Prognos: Reformen bringen weniger als erwartet
Trendwende auf dem Arbeitsmarkt erst 2009

Trotz der Arbeitsmarktreformen der Bundesregierung werden noch Jahre bis zu einem spürbaren Abbau der Arbeitslosigkeit vergehen – das erwartet das Schweizer Forschungsinstitut Prognos.

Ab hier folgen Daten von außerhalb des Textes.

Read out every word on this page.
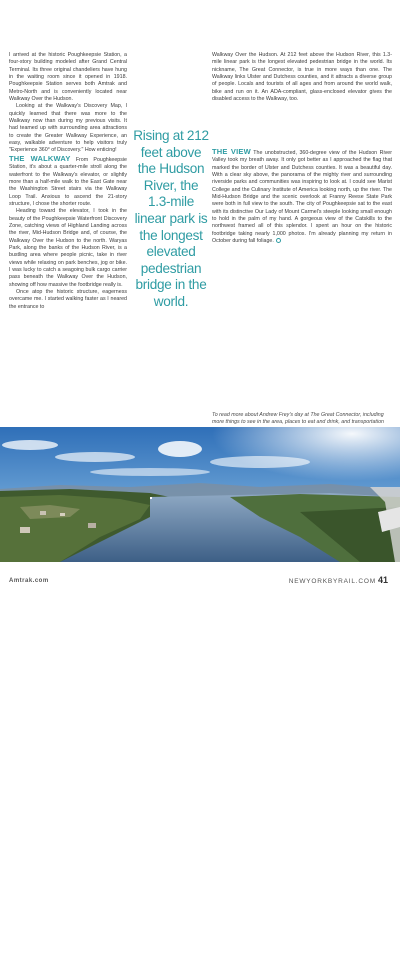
I arrived at the historic Poughkeepsie Station, a four-story building modeled after Grand Central Terminal. Its three original chandeliers have hung in the waiting room since it opened in 1918. Poughkeepsie Station serves both Amtrak and Metro-North and is conveniently located near Walkway Over the Hudson.

Looking at the Walkway's Discovery Map, I quickly learned that there was more to the Walkway now than during my previous visits. It had teamed up with surrounding area attractions to create the Greater Walkway Experience, an easy, walkable adventure to help visitors truly "Experience 360° of Discovery." How enticing!

THE WALKWAY From Poughkeepsie Station, it's about a quarter-mile stroll along the waterfront to the Walkway's elevator, or slightly more than a half-mile walk to the East Gate near the Washington Street stairs via the Walkway Loop Trail. Anxious to ascend the 21-story structure, I chose the shorter route.

Heading toward the elevator, I took in the beauty of the Poughkeepsie Waterfront Discovery Zone, catching views of Highland Landing across the river, Mid-Hudson Bridge and, of course, the Walkway Over the Hudson to the north. Waryas Park, along the banks of the Hudson River, is a bustling area where people picnic, take in river views while relaxing on park benches, jog or bike. I was lucky to catch a seagoing bulk cargo carrier pass beneath the Walkway Over the Hudson, showing off how massive the footbridge really is.

Once atop the historic structure, eagerness overcame me. I started walking faster as I neared the entrance to

Rising at 212 feet above the Hudson River, the 1.3-mile linear park is the longest elevated pedestrian bridge in the world.

Walkway Over the Hudson. At 212 feet above the Hudson River, this 1.3-mile linear park is the longest elevated pedestrian bridge in the world. Its nickname, The Great Connector, is true in more ways than one. The Walkway links Ulster and Dutchess counties, and it attracts a diverse group of people. Locals and tourists of all ages and from around the world walk, bike and run on it. An ADA-compliant, glass-enclosed elevator gives the disabled access to the Walkway, too.

THE VIEW The unobstructed, 360-degree view of the Hudson River Valley took my breath away. It only got better as I approached the flag that marked the border of Ulster and Dutchess counties. It was a beautiful day. With a clear sky above, the panorama of the mighty river and surrounding riverside parks and communities was inspiring to look at. I could see Marist College and the Culinary Institute of America looking north, up the river. The Mid-Hudson Bridge and the scenic overlook at Franny Reese State Park were both in full view to the south. The city of Poughkeepsie sat to the east with its distinctive Our Lady of Mount Carmel's steeple looking small enough to hold in the palm of my hand. A gorgeous view of the Catskills to the northwest framed all of this splendor. I spent an hour on the historic footbridge taking nearly 1,000 photos. I'm already planning my return in October during fall foliage.

To read more about Andrew Frey's day at The Great Connector, including more things to see in the area, places to eat and drink, and transportation
View from atop Walkway Over the Hudson.
Amtrak.com	NEWYORKBYRAIL.COM 41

Bis zum Jahr 2008 werde die Zahl der Arbeitslosen sogar minimal steigen – nach Definition der Internationalen Arbeitsagentur ILO gegenüber 2004 um rund 10 000 auf 4,036 Millionen.

ost DÜSSELDORF. Das schreibt das private Institut in seinem noch unveröffentlichten „World Report“, der dem Handelsblatt vorliegt. Die ILO-Abgrenzung ist enger als die der Bundesagentur für Arbeit, nach deren Definition 2004 im Jahresdurchschnitt rund 4,4 Millionen Menschen ohne Job dastanden.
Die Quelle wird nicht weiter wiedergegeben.